1. Field of the Invention
The present invention relates to an ink jet recording head and an ink jet recorder incorporating the recording head, and more particularly is directed to a block-driving technique for a full-multiple type ink jet recording head.
2. Related Background Art
An ink jet recorder forms ejection ink droplets in compliance with a variety of methods and adheres these onto materials to be recorded thereon such as record paper to produce characters thereon. Above all, the ink jet recorder which utilizes heat as an energy source for forming ejection ink droplets is adapted to include multiple nozzles of high density with ease so as to have an improved characteristic that images with high resolution and quality can be obtained with higher speed.
This type of ink jet recorder comprises a plurality of ink droplets forming means for ejecting ink droplets through an ejection outlet by applying heat energy to ink, that is to say, a plurality of ink droplets forming means having an electric/thermal transducer which generates heat through the supply of electrical current pulse to heat ink, a plurality of integrated circuits (driving IC) arranged in the same substrate and for driving the electric/thermal transducer, and a recording head for a line printer, in other words, a so-called full multiple type recording head in which the outlets are disposed across the entire width of the member to be recorded thereon. This full-multiple type recording head employs a so-called block driving method in which a plurality of blocks each including a predetermined number of electric/thermal transducers are formed to drive by time division, in order to reduce the amount of electric current flowing at the time of driving.

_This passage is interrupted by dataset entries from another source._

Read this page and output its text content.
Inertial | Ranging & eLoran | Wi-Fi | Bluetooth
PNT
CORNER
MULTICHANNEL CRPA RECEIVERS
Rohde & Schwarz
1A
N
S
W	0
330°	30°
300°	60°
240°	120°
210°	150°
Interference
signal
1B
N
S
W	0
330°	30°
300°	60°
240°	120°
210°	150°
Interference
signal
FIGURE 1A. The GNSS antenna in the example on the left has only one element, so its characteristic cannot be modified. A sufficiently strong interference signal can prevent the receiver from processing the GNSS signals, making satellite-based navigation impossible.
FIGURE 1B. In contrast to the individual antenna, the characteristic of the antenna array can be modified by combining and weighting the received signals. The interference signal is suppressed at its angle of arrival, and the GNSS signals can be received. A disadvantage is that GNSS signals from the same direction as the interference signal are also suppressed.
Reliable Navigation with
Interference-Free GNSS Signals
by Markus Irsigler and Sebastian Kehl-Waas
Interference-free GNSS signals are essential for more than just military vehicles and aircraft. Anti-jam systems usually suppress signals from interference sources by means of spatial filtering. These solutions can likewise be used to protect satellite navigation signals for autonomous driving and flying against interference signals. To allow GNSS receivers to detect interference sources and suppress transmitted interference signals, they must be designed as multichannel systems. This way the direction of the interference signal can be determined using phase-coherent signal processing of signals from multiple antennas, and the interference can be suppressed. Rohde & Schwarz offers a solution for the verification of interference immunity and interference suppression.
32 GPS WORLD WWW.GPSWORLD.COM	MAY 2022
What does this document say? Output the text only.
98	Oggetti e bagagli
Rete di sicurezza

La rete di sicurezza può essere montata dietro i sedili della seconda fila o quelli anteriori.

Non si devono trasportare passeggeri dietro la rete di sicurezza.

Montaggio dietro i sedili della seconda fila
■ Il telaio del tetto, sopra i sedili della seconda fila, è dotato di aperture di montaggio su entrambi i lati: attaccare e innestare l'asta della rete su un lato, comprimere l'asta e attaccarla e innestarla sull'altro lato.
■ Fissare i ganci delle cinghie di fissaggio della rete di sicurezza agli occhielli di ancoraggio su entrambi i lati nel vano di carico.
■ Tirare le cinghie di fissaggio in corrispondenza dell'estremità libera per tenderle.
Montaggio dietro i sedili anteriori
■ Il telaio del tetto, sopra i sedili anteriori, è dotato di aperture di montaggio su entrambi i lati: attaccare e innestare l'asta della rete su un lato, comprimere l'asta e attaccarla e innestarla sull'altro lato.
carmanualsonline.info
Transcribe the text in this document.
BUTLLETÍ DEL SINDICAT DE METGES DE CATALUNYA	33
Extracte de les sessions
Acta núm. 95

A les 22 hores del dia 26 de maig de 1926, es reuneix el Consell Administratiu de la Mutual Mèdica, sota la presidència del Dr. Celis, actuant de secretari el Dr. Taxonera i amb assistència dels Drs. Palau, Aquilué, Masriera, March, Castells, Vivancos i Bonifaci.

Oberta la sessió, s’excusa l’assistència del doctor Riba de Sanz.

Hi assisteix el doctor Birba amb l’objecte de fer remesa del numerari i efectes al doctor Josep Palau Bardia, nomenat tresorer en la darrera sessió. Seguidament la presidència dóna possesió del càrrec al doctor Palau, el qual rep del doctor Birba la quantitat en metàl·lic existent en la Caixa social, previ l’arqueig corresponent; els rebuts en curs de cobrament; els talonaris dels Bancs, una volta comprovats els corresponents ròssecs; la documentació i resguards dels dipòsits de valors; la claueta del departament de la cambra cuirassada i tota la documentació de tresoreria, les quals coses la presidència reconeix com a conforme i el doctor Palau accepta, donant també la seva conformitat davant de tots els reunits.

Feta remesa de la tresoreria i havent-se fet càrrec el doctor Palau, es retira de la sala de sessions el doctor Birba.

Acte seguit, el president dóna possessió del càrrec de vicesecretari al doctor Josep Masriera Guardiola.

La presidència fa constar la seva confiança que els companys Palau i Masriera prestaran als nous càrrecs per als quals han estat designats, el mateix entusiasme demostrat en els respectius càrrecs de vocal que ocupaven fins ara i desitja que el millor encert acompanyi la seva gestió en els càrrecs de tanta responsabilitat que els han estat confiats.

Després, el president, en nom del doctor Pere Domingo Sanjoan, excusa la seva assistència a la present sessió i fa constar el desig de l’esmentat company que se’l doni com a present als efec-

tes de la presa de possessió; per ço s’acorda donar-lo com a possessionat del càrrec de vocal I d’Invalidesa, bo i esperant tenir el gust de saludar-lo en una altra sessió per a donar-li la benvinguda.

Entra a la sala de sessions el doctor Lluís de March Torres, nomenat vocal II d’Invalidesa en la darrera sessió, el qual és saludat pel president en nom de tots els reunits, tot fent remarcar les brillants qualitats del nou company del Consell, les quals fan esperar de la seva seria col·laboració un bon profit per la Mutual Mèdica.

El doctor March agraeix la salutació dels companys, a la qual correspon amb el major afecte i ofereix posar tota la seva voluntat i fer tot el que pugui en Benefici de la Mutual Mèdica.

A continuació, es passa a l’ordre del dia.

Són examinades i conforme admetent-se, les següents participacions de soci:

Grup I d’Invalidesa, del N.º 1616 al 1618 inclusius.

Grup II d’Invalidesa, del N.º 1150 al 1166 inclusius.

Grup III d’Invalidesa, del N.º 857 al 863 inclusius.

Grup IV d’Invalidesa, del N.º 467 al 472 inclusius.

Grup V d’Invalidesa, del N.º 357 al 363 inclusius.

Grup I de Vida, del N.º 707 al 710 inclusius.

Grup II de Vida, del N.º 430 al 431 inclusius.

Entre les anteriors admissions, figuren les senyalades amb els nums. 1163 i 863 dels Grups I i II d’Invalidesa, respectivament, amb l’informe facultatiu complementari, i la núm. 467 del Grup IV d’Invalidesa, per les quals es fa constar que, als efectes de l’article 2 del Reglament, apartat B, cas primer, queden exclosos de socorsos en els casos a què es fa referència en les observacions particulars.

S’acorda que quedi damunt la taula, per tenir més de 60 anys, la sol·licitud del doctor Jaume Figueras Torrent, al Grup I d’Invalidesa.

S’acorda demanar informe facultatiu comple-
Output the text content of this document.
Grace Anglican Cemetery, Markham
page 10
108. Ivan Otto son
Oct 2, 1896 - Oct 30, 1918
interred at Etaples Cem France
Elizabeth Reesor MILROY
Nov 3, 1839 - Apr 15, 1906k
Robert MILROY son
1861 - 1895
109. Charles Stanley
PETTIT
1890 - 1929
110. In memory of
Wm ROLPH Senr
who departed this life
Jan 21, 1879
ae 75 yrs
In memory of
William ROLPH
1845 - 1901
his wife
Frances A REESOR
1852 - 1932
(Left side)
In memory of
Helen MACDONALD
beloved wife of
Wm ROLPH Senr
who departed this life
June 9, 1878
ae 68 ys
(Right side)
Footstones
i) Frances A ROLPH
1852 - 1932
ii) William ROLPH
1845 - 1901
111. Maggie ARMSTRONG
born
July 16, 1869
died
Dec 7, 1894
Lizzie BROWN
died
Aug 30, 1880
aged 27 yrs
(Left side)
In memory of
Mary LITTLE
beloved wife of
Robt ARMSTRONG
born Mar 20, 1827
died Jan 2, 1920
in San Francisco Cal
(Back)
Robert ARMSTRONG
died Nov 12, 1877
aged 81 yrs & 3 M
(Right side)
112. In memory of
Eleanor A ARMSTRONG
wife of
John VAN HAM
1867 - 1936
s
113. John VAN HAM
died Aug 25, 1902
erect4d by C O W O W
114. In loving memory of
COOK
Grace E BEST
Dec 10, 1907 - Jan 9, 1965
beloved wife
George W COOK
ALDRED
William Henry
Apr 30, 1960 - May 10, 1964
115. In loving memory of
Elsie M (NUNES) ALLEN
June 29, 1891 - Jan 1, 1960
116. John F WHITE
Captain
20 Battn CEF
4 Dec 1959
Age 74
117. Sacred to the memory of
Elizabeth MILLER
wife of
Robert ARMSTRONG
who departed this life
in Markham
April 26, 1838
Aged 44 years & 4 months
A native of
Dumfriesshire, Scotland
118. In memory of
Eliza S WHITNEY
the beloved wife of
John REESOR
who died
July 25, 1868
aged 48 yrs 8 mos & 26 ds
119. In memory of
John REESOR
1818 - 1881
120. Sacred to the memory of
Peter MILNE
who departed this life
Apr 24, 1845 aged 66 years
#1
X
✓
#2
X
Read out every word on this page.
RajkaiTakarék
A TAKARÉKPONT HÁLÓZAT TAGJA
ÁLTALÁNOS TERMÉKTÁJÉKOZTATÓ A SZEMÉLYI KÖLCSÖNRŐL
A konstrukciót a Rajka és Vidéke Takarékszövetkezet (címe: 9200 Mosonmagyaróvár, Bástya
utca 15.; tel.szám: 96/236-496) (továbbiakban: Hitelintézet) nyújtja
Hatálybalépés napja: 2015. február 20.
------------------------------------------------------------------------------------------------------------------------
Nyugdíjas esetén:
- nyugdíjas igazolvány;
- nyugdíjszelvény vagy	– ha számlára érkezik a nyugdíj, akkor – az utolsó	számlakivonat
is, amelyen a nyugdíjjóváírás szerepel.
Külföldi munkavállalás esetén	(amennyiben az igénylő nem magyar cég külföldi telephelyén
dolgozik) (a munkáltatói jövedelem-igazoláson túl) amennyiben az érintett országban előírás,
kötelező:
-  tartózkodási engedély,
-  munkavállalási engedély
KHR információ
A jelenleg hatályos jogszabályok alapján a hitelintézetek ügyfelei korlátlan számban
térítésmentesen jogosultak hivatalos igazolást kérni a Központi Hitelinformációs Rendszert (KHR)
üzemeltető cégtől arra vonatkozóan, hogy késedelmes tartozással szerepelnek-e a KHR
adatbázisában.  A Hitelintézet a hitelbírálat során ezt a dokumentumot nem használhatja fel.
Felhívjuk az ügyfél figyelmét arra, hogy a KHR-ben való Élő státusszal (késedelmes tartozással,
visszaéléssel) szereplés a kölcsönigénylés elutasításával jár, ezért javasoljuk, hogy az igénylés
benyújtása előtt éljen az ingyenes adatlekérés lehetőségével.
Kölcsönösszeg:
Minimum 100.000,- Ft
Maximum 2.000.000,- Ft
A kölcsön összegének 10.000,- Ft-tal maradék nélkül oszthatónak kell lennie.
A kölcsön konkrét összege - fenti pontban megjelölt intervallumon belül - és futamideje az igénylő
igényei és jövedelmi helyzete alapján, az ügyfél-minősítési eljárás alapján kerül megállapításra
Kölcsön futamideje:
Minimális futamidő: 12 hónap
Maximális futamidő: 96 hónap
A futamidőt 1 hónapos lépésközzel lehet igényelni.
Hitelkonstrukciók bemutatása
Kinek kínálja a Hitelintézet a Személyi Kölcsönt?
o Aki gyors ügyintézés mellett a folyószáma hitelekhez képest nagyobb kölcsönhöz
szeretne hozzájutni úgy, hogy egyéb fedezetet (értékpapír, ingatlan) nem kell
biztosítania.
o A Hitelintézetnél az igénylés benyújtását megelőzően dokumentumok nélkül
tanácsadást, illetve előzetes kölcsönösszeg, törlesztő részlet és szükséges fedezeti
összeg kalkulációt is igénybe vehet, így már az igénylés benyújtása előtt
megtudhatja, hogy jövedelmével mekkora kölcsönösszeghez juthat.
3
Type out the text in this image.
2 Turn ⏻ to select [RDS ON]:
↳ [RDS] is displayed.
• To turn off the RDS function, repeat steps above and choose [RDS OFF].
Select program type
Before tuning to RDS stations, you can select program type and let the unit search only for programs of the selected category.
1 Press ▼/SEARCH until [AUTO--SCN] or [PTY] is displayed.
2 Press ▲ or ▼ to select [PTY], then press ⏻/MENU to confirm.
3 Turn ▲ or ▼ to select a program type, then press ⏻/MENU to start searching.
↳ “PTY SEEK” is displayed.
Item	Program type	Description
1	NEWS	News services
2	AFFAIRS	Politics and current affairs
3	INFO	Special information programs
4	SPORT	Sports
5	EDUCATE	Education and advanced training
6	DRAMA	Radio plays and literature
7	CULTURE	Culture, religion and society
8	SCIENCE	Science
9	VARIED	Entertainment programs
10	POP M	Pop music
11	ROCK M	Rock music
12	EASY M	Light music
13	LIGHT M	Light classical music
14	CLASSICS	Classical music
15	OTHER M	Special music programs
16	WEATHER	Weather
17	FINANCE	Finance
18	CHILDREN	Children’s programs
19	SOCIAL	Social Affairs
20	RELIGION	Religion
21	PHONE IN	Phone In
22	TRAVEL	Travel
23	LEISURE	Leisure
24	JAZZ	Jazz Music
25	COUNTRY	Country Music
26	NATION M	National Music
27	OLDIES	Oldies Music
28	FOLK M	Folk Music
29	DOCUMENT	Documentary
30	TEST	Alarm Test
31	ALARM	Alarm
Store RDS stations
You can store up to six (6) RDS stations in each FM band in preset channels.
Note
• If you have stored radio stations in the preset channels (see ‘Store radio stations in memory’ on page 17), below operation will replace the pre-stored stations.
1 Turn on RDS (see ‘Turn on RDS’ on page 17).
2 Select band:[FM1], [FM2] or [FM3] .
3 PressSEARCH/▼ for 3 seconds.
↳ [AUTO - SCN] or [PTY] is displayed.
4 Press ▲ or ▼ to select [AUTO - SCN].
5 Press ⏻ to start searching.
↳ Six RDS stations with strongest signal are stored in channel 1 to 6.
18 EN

Incidentally, the ink jet recorder making use of heat energy produces bubbles in the ink through the activation of electric/thermal transducer and ejects the ink directly from the ink ejection outlet of the recording head by virtue of the pressure resulting from the bubbles to thereby carry out recording. Therefore, it is necessary to keep the ink constantly stable and ready to be ejected.
The fluctuation (so-called back wave) in the pressure caused by ejecting the ink through the activation of the electric/thermal transducers, now and then vibrates ink in the adjacent ink passages through a common ink chamber. When the electric/thermal transducers arranged in the adjacent ink passages are successively driven, the ejection becomes unstable due to the fluctuation in the pressure arising from the previously driven electric/thermal transducer, thus bringing about the change in the amount of ejection ink to thereby cause irregularity in depth of the recorded image. In addition, the more the number of bits (the number of electric/thermal transducers included in one block) which are simultaneously driven, or the shorter the distance from the ejection outlet to be driven, the more this fluctuation in the amount of the ejection ink based on the fluctuation in the ink pressure occurs. It is also greatly influenced by the configuration of the common ink chamber which communicates with the ejection outlet.
In order to solve these problems, all the electricity may be driven at the same time. However, the electric current flowing into one electric/thermal transducer is large as much as several 10 mA to several 100 mA, so that an enormous amount of the electric current is required during driving and it is unsuitable for miniaturizing the driving source and the recording heads. For this reason, as described above, there has been used the method in which a plurality of blocks each including a plurality of electric/thermal transducers are formed to drive by time division. Furthermore, in U.S. Pat. No. 4,578,678, there is provided an atmospheric exposure section for ink in a part of the recording head, to thereby diffuse fluctuation in the pressure inside the common ink chamber at the time of ejecting ink through the specified ejection outlet, thus preventing it from interfering with the other ink passages. This method has, however, disadvantages that a minute air dust is liable to enter through the atmospheric exposure section, defectiveness of the ink ejection is induced by changes in physical properties attributable to the vaporization of ink, and the fixing of ink impedes the ink ejection. In order to overcome these disadvantages, the apparatus becomes more complicated.
One of measures for minimizing the occurrence of the problems due to the interference with is that the distance d from the rear section of the energy generating member to the rear section of the common ink chamber is maintained sufficiently long. On experiment, the distance d was set longer than 6.0 (mm) to minimize the interference. This method goes, however, against the demand of minimizing the dimensions of the recording head and the recorder itself. Additionally, as Si substrates are expensive parts, enlargement of the recording head leads to the increase of the manufacturing cost. In order to prevent the interference, the timing for ink ejection through the ejection outlet of a block after ejecting ink through the ejection outlet of the adjacent block is set after the elapse of time enough for the meniscus to return to the normal condition without being convex or concave. However, this method goes against the demand of high speed recording. The lag in the ejection timing brings about steps in the recorded characters or images and deteriorates the quality level of recording.